A former New York governor is working with a Hungarian company to provide modular homes for internally displaced refugees in Ukraine.
The first shipment of about 20 foldable units arrived on April 3 in Solomonovo in Zakarpattia Oblast, a village just across Ukraine’s border with Hungary and Slovakia.
The houses were set up near a factory that has served as a temporary shelter for more than 100 refugees, many of them women and children, former New York Gov. George Pataki told CNN.
Pataki’s foundation, the George E. Pataki Leadership and Learning Center, paid Hungary-based company Continest to build, ship and set up the units which are designed to be easy to move and deploy.
“We don't have the resources to provide the quite literally hundreds of thousands that are needed across Ukraine, but we're gonna do everything we can to provide as many as we can,” Pataki said. “We're providing the first step. We just hope that this serves as a model.”
“In the factory, people are safe – they have heat, they have running water, but they don't have any privacy,” said Vidor Kis-Márton, CEO of Continest. “This is what we can offer them.” He said another ten units from Continest will continue on to the town of Bucha.
Housing crisis for displaced people
Pataki’s foundation has made repeated trips to Ukraine since Russia launched its invasion, delivering food and other supplies. He said they quickly realized there was an intense need for housing for displaced Ukrainians.
The International Organization for Migration estimates that at least 7.1 million Ukrainians have been internally displaced by the conflict. More than 4.2 million people have left Ukraine since the invasion began in late February, according to the United Nations High Commissioner for Refugees (UNHCR).
Pataki expressed concern that charitable organizations and nonprofits are undertaking much of the work to house internally displaced people -- and that humanitarian aid from the United States and other countries hasn’t yet played a sizeable role, at least in the regions he’s visited.

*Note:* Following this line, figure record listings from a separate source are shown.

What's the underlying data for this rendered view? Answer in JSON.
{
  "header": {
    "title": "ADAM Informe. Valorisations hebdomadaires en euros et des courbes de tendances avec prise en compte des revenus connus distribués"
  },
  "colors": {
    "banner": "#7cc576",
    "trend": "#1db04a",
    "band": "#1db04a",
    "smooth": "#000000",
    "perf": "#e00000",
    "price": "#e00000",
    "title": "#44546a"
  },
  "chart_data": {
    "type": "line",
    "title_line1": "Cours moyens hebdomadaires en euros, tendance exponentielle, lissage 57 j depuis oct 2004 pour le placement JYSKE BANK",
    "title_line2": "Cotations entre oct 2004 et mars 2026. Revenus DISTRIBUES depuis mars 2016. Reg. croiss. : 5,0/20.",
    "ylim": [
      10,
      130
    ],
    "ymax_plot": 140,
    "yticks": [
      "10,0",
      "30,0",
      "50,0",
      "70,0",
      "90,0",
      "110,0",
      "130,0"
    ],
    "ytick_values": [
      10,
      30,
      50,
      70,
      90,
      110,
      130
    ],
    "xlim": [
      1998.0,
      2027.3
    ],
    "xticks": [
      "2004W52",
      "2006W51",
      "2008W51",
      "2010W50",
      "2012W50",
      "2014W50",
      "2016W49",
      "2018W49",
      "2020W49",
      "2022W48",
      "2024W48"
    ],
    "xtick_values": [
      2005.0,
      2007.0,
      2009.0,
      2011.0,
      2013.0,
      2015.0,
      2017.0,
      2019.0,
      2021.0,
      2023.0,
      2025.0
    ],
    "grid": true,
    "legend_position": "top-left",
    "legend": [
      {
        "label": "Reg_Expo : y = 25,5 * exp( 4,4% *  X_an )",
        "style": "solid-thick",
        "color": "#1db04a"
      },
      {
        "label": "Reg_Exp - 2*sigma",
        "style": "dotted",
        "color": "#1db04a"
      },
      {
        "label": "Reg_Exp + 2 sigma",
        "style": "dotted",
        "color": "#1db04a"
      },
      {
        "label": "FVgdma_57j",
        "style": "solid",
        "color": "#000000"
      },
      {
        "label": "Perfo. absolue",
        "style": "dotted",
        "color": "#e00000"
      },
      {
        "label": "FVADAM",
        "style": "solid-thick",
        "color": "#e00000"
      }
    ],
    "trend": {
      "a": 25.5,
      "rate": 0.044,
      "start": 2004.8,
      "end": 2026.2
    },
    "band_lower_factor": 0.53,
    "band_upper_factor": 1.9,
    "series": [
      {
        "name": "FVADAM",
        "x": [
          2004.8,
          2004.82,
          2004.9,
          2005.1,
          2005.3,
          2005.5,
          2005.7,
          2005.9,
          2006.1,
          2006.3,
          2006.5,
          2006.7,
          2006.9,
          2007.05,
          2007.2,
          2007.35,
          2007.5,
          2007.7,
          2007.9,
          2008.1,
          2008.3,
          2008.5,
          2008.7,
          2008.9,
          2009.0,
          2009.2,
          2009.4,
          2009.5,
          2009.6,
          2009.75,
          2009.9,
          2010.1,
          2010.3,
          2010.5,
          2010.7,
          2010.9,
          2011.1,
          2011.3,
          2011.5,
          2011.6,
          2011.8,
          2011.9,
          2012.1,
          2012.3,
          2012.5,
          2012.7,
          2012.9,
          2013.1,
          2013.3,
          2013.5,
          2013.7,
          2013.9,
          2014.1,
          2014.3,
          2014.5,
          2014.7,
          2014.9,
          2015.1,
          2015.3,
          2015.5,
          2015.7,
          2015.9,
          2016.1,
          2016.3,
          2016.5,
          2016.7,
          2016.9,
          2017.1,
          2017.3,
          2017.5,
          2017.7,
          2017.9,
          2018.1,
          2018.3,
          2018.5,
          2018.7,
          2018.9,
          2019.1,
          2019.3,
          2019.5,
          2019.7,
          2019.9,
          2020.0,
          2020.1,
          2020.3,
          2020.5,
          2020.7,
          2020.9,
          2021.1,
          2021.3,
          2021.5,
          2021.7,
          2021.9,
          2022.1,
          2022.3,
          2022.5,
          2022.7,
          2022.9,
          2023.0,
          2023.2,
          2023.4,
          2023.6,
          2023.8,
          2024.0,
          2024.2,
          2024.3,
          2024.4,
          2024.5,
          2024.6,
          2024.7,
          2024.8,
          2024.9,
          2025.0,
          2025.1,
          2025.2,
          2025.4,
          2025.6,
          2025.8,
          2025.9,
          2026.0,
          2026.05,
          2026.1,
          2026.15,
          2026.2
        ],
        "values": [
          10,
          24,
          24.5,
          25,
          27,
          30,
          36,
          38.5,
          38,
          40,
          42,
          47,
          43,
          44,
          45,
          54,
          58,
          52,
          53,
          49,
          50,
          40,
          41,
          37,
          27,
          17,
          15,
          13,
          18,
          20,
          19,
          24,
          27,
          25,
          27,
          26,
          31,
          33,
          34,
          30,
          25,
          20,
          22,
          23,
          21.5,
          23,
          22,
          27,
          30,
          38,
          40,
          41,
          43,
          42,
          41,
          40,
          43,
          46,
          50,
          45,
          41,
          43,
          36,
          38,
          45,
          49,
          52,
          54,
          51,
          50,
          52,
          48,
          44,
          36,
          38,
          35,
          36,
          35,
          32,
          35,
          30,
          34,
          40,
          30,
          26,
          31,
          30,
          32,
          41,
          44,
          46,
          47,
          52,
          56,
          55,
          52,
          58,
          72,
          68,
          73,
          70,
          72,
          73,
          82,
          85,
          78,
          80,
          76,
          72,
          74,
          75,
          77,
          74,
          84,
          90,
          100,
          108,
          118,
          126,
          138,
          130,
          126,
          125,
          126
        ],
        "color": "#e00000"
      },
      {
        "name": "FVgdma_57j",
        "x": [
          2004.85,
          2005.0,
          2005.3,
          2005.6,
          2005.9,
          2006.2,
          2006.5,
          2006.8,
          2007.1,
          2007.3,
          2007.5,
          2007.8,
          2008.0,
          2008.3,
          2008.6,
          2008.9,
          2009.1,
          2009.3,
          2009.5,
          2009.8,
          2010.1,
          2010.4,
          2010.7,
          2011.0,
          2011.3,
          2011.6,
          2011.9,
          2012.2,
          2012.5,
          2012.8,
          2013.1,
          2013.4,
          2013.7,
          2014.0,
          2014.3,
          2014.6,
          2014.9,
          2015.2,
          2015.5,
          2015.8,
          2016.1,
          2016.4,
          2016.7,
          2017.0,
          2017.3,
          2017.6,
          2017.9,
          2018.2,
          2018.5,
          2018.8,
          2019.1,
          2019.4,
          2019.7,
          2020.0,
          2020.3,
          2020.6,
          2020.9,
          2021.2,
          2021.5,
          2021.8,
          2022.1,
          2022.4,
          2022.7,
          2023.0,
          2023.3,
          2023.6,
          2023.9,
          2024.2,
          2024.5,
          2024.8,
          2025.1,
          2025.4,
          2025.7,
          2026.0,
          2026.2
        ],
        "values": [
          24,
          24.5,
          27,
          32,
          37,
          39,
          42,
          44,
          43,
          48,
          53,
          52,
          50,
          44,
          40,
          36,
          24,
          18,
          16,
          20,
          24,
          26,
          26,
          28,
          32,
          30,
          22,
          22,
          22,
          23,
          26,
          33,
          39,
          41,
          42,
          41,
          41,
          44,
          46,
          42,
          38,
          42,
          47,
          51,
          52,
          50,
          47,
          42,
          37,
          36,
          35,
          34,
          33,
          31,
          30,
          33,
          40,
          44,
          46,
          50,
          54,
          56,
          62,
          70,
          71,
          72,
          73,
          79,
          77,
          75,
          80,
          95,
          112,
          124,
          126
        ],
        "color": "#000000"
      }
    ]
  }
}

Kis-Márton hopes the units will remain in place until serious efforts can begin to rebuild homes in Ukraine -- something he doesn’t predict will happen overnight. In the meantime, he hopes the modular houses will offer Ukrainians safety and dignity while the country rebuilds.
“We are already thinking about rebuilding,” Kis-Márton said. “The war is not over, but the rebirth of Ukraine has actually started.”